Eldarion said:
But isn't that just a perspective thing? I mean if you look at it from a broader viewpoint encompassing morality as a whole then doesn't it kinda fall flat? I mean a person can do good things without needing a corresponding bad thing happening right? We don't need jerkwads even out all the nice people do we?
If we don't need jerkwads to even out the nice people, then why do we seem to think we need nice people to even out the jerkwads? But yeah, it
is all about perspective. I know I said, "objectively bad," in my previous post, but I guess that was poor word choice on my part. "Good" and "bad" are values that human beings invented in order to help categorize and rationalize irrational things. And I guess that's part of my point. If there is no "bad," then everything is "good." How, then, do you explain to someone what "good" is? "Well, it's the opposite of bad?" "What's bad? I have no frame of reference for it because it doesn't exist."
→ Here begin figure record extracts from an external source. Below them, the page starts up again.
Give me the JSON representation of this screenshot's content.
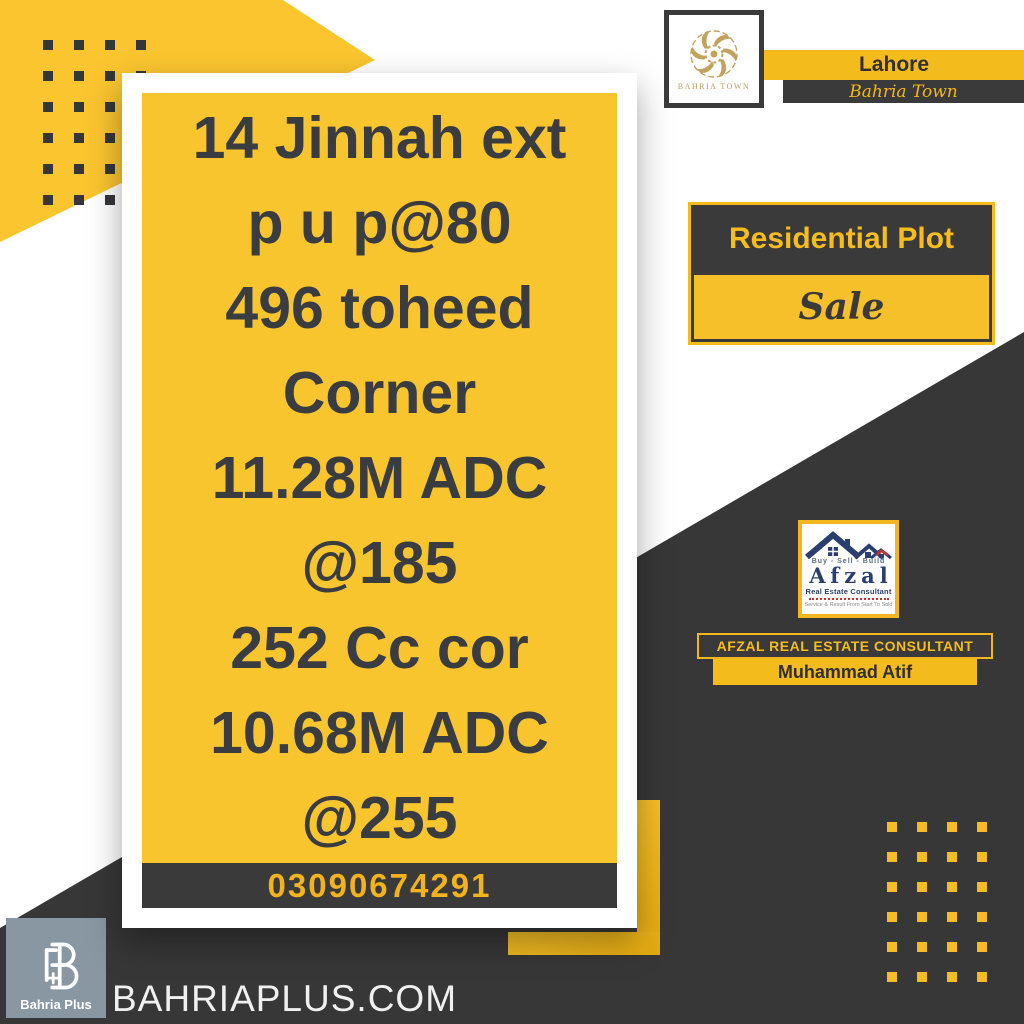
{
  "brand_header": {
    "logo_caption": "BAHRIA TOWN",
    "city": "Lahore",
    "community": "Bahria Town"
  },
  "listing_card": {
    "lines": [
      "14 Jinnah ext",
      "p u p@80",
      "496 toheed",
      "Corner",
      "11.28M ADC",
      "@185",
      "252 Cc cor",
      "10.68M ADC",
      "@255"
    ],
    "phone": "03090674291"
  },
  "offer_badge": {
    "category": "Residential Plot",
    "status": "Sale"
  },
  "consultant": {
    "logo": {
      "tagline": "Buy  -  Sell  -  Build",
      "name": "Afzal",
      "title": "Real Estate Consultant",
      "slogan": "Service & Result From Start To Sold"
    },
    "banner": "AFZAL REAL ESTATE CONSULTANT",
    "agent_name": "Muhammad Atif"
  },
  "footer": {
    "logo_caption": "Bahria Plus",
    "website": "BAHRIAPLUS.COM"
  },
  "colors": {
    "yellow": "#F9C52F",
    "yellow_deep": "#F4BB1D",
    "charcoal": "#3A3A3A",
    "gold": "#BE9F63",
    "navy": "#2A3F6F",
    "red": "#C2342C",
    "slate": "#8997A3"
  }
}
My point isn't so much that "good" or "bad" things are necessary for the world to keep spinning. The world will exist either way. It's more that, without a solid definition for one, we have nothing to compare the other to. Because of that, even if everyone were "good" in the sense that we currently understand it, we probably wouldn't realize it, simply because there are no "bad" people. No one would be "good"
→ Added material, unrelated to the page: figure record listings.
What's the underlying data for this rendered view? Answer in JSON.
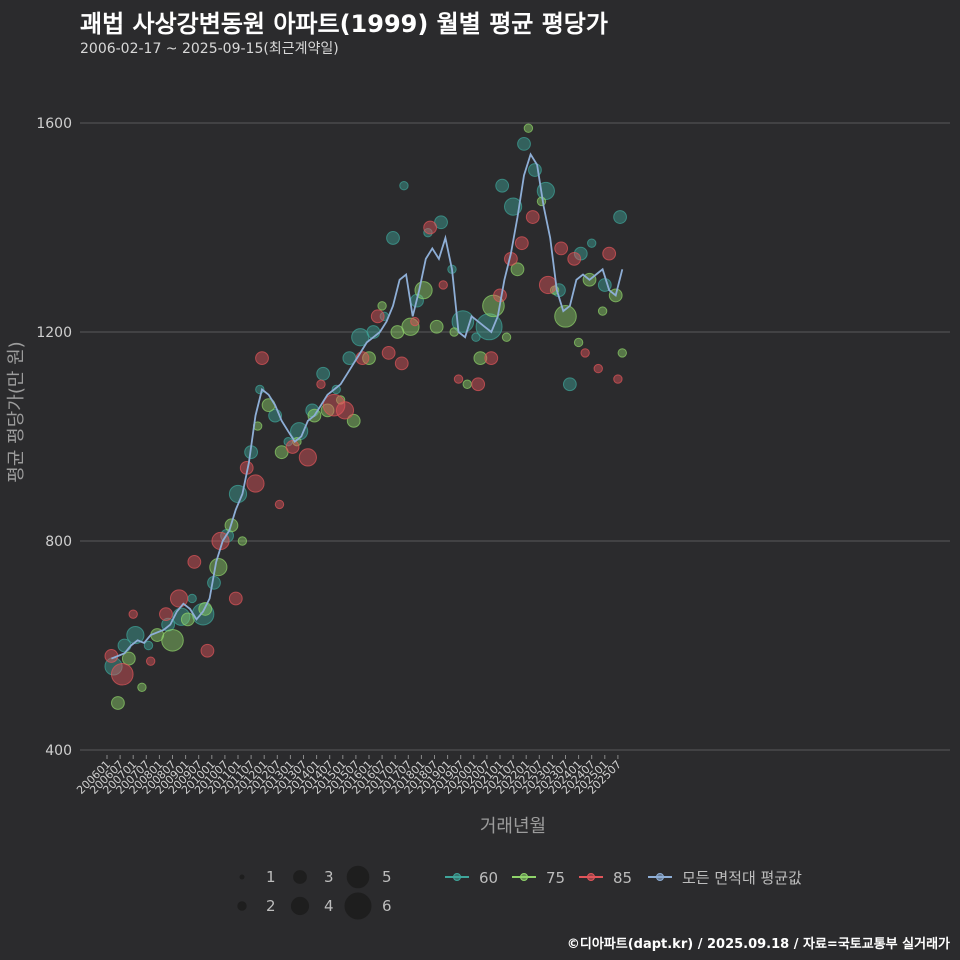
{
  "header": {
    "title": "괘법 사상강변동원 아파트(1999) 월별 평균 평당가",
    "subtitle": "2006-02-17 ~ 2025-09-15(최근계약일)"
  },
  "footer": "©디아파트(dapt.kr) / 2025.09.18 / 자료=국토교통부 실거래가",
  "colors": {
    "background": "#2b2b2d",
    "grid": "#5a5a5a",
    "s60": "#3fa59a",
    "s75": "#8fd36a",
    "s85": "#e0555a",
    "avg": "#8eaed6"
  },
  "chart_data": {
    "type": "scatter",
    "xlabel": "거래년월",
    "ylabel": "평균 평당가(만 원)",
    "ylim": [
      400,
      1600
    ],
    "yticks": [
      400,
      800,
      1200,
      1600
    ],
    "xticks": [
      "200601",
      "200607",
      "200701",
      "200707",
      "200801",
      "200807",
      "200901",
      "200907",
      "201001",
      "201007",
      "201101",
      "201107",
      "201201",
      "201207",
      "201301",
      "201307",
      "201401",
      "201407",
      "201501",
      "201507",
      "201601",
      "201607",
      "201701",
      "201707",
      "201801",
      "201807",
      "201901",
      "201907",
      "202001",
      "202007",
      "202101",
      "202107",
      "202201",
      "202207",
      "202301",
      "202307",
      "202401",
      "202407",
      "202501",
      "202507"
    ],
    "size_legend": {
      "title": "",
      "values": [
        "1",
        "2",
        "3",
        "4",
        "5",
        "6"
      ]
    },
    "series_legend": [
      "60",
      "75",
      "85",
      "모든 면적대 평균값"
    ],
    "average_line": {
      "name": "모든 면적대 평균값",
      "points": [
        [
          "2006-03",
          575
        ],
        [
          "2006-06",
          580
        ],
        [
          "2006-09",
          585
        ],
        [
          "2006-12",
          600
        ],
        [
          "2007-03",
          610
        ],
        [
          "2007-06",
          605
        ],
        [
          "2007-09",
          620
        ],
        [
          "2007-12",
          625
        ],
        [
          "2008-03",
          630
        ],
        [
          "2008-06",
          640
        ],
        [
          "2008-09",
          665
        ],
        [
          "2008-12",
          680
        ],
        [
          "2009-03",
          670
        ],
        [
          "2009-06",
          650
        ],
        [
          "2009-09",
          665
        ],
        [
          "2009-12",
          690
        ],
        [
          "2010-03",
          760
        ],
        [
          "2010-06",
          800
        ],
        [
          "2010-09",
          820
        ],
        [
          "2010-12",
          860
        ],
        [
          "2011-03",
          890
        ],
        [
          "2011-06",
          950
        ],
        [
          "2011-09",
          1040
        ],
        [
          "2011-12",
          1090
        ],
        [
          "2012-03",
          1080
        ],
        [
          "2012-06",
          1060
        ],
        [
          "2012-09",
          1030
        ],
        [
          "2012-12",
          1010
        ],
        [
          "2013-03",
          990
        ],
        [
          "2013-06",
          1000
        ],
        [
          "2013-09",
          1030
        ],
        [
          "2013-12",
          1040
        ],
        [
          "2014-03",
          1060
        ],
        [
          "2014-06",
          1080
        ],
        [
          "2014-09",
          1090
        ],
        [
          "2014-12",
          1100
        ],
        [
          "2015-03",
          1120
        ],
        [
          "2015-06",
          1140
        ],
        [
          "2015-09",
          1160
        ],
        [
          "2015-12",
          1180
        ],
        [
          "2016-03",
          1190
        ],
        [
          "2016-06",
          1200
        ],
        [
          "2016-09",
          1220
        ],
        [
          "2016-12",
          1250
        ],
        [
          "2017-03",
          1300
        ],
        [
          "2017-06",
          1310
        ],
        [
          "2017-09",
          1230
        ],
        [
          "2017-12",
          1280
        ],
        [
          "2018-03",
          1340
        ],
        [
          "2018-06",
          1360
        ],
        [
          "2018-09",
          1340
        ],
        [
          "2018-12",
          1380
        ],
        [
          "2019-03",
          1320
        ],
        [
          "2019-06",
          1200
        ],
        [
          "2019-09",
          1190
        ],
        [
          "2019-12",
          1230
        ],
        [
          "2020-03",
          1220
        ],
        [
          "2020-06",
          1210
        ],
        [
          "2020-09",
          1200
        ],
        [
          "2020-12",
          1230
        ],
        [
          "2021-03",
          1300
        ],
        [
          "2021-06",
          1350
        ],
        [
          "2021-09",
          1420
        ],
        [
          "2021-12",
          1500
        ],
        [
          "2022-03",
          1540
        ],
        [
          "2022-06",
          1520
        ],
        [
          "2022-09",
          1440
        ],
        [
          "2022-12",
          1380
        ],
        [
          "2023-03",
          1280
        ],
        [
          "2023-06",
          1240
        ],
        [
          "2023-09",
          1250
        ],
        [
          "2023-12",
          1300
        ],
        [
          "2024-03",
          1310
        ],
        [
          "2024-06",
          1300
        ],
        [
          "2024-09",
          1310
        ],
        [
          "2024-12",
          1320
        ],
        [
          "2025-03",
          1280
        ],
        [
          "2025-06",
          1270
        ],
        [
          "2025-09",
          1320
        ]
      ]
    },
    "scatter_series": [
      {
        "name": "60",
        "points": [
          [
            "2006-04",
            560,
            4
          ],
          [
            "2006-09",
            600,
            3
          ],
          [
            "2007-02",
            620,
            4
          ],
          [
            "2007-08",
            600,
            2
          ],
          [
            "2008-05",
            640,
            3
          ],
          [
            "2008-11",
            655,
            4
          ],
          [
            "2009-04",
            690,
            2
          ],
          [
            "2009-09",
            660,
            5
          ],
          [
            "2010-02",
            720,
            3
          ],
          [
            "2010-08",
            810,
            3
          ],
          [
            "2011-01",
            890,
            4
          ],
          [
            "2011-07",
            970,
            3
          ],
          [
            "2011-11",
            1090,
            2
          ],
          [
            "2012-06",
            1040,
            3
          ],
          [
            "2012-12",
            990,
            2
          ],
          [
            "2013-05",
            1010,
            4
          ],
          [
            "2013-11",
            1050,
            3
          ],
          [
            "2014-04",
            1120,
            3
          ],
          [
            "2014-10",
            1090,
            2
          ],
          [
            "2015-04",
            1150,
            3
          ],
          [
            "2015-09",
            1190,
            4
          ],
          [
            "2016-03",
            1200,
            3
          ],
          [
            "2016-08",
            1230,
            2
          ],
          [
            "2016-12",
            1380,
            3
          ],
          [
            "2017-05",
            1480,
            2
          ],
          [
            "2017-11",
            1260,
            3
          ],
          [
            "2018-04",
            1390,
            2
          ],
          [
            "2018-10",
            1410,
            3
          ],
          [
            "2019-03",
            1320,
            2
          ],
          [
            "2019-08",
            1220,
            5
          ],
          [
            "2020-02",
            1190,
            2
          ],
          [
            "2020-08",
            1210,
            6
          ],
          [
            "2021-02",
            1480,
            3
          ],
          [
            "2021-07",
            1440,
            4
          ],
          [
            "2021-12",
            1560,
            3
          ],
          [
            "2022-05",
            1510,
            3
          ],
          [
            "2022-10",
            1470,
            4
          ],
          [
            "2023-04",
            1280,
            3
          ],
          [
            "2023-09",
            1100,
            3
          ],
          [
            "2024-02",
            1350,
            3
          ],
          [
            "2024-07",
            1370,
            2
          ],
          [
            "2025-01",
            1290,
            3
          ],
          [
            "2025-08",
            1420,
            3
          ]
        ]
      },
      {
        "name": "75",
        "points": [
          [
            "2006-06",
            490,
            3
          ],
          [
            "2006-11",
            575,
            3
          ],
          [
            "2007-05",
            520,
            2
          ],
          [
            "2007-12",
            620,
            3
          ],
          [
            "2008-07",
            610,
            5
          ],
          [
            "2009-02",
            650,
            3
          ],
          [
            "2009-10",
            670,
            3
          ],
          [
            "2010-04",
            750,
            4
          ],
          [
            "2010-10",
            830,
            3
          ],
          [
            "2011-03",
            800,
            2
          ],
          [
            "2011-10",
            1020,
            2
          ],
          [
            "2012-03",
            1060,
            3
          ],
          [
            "2012-09",
            970,
            3
          ],
          [
            "2013-04",
            990,
            2
          ],
          [
            "2013-12",
            1040,
            3
          ],
          [
            "2014-06",
            1050,
            3
          ],
          [
            "2014-12",
            1070,
            2
          ],
          [
            "2015-06",
            1030,
            3
          ],
          [
            "2016-01",
            1150,
            3
          ],
          [
            "2016-07",
            1250,
            2
          ],
          [
            "2017-02",
            1200,
            3
          ],
          [
            "2017-08",
            1210,
            4
          ],
          [
            "2018-02",
            1280,
            4
          ],
          [
            "2018-08",
            1210,
            3
          ],
          [
            "2019-04",
            1200,
            2
          ],
          [
            "2019-10",
            1100,
            2
          ],
          [
            "2020-04",
            1150,
            3
          ],
          [
            "2020-10",
            1250,
            5
          ],
          [
            "2021-04",
            1190,
            2
          ],
          [
            "2021-09",
            1320,
            3
          ],
          [
            "2022-02",
            1590,
            2
          ],
          [
            "2022-08",
            1450,
            2
          ],
          [
            "2023-02",
            1280,
            2
          ],
          [
            "2023-07",
            1230,
            5
          ],
          [
            "2024-01",
            1180,
            2
          ],
          [
            "2024-06",
            1300,
            3
          ],
          [
            "2024-12",
            1240,
            2
          ],
          [
            "2025-06",
            1270,
            3
          ],
          [
            "2025-09",
            1160,
            2
          ]
        ]
      },
      {
        "name": "85",
        "points": [
          [
            "2006-03",
            580,
            3
          ],
          [
            "2006-08",
            545,
            5
          ],
          [
            "2007-01",
            660,
            2
          ],
          [
            "2007-09",
            570,
            2
          ],
          [
            "2008-04",
            660,
            3
          ],
          [
            "2008-10",
            690,
            4
          ],
          [
            "2009-05",
            760,
            3
          ],
          [
            "2009-11",
            590,
            3
          ],
          [
            "2010-05",
            800,
            4
          ],
          [
            "2010-12",
            690,
            3
          ],
          [
            "2011-05",
            940,
            3
          ],
          [
            "2011-09",
            910,
            4
          ],
          [
            "2011-12",
            1150,
            3
          ],
          [
            "2012-08",
            870,
            2
          ],
          [
            "2013-02",
            980,
            3
          ],
          [
            "2013-09",
            960,
            4
          ],
          [
            "2014-03",
            1100,
            2
          ],
          [
            "2014-09",
            1060,
            5
          ],
          [
            "2015-02",
            1050,
            4
          ],
          [
            "2015-10",
            1150,
            3
          ],
          [
            "2016-05",
            1230,
            3
          ],
          [
            "2016-10",
            1160,
            3
          ],
          [
            "2017-04",
            1140,
            3
          ],
          [
            "2017-10",
            1220,
            2
          ],
          [
            "2018-05",
            1400,
            3
          ],
          [
            "2018-11",
            1290,
            2
          ],
          [
            "2019-06",
            1110,
            2
          ],
          [
            "2020-03",
            1100,
            3
          ],
          [
            "2020-09",
            1150,
            3
          ],
          [
            "2021-01",
            1270,
            3
          ],
          [
            "2021-06",
            1340,
            3
          ],
          [
            "2021-11",
            1370,
            3
          ],
          [
            "2022-04",
            1420,
            3
          ],
          [
            "2022-11",
            1290,
            4
          ],
          [
            "2023-05",
            1360,
            3
          ],
          [
            "2023-11",
            1340,
            3
          ],
          [
            "2024-04",
            1160,
            2
          ],
          [
            "2024-10",
            1130,
            2
          ],
          [
            "2025-03",
            1350,
            3
          ],
          [
            "2025-07",
            1110,
            2
          ]
        ]
      }
    ]
  }
}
or "bad" from that perspective; everyone would simply
be.
I know that probably doesn't make a lot of sense, so I'll try to use another analogy. I think it's safe to assume you can see, right? Well, you know what that's like, and you know what darkness is like (since you can close your eyes and all), but imagine if you had been born with no eyes. The concept of light would be too abstract for you to grasp, because you have nothing to compare it to. Then, take that a step further and imagine that
no one had eyes. On the planet. In that case, there wouldn't even be anyone around who could try to explain the difference between light and dark.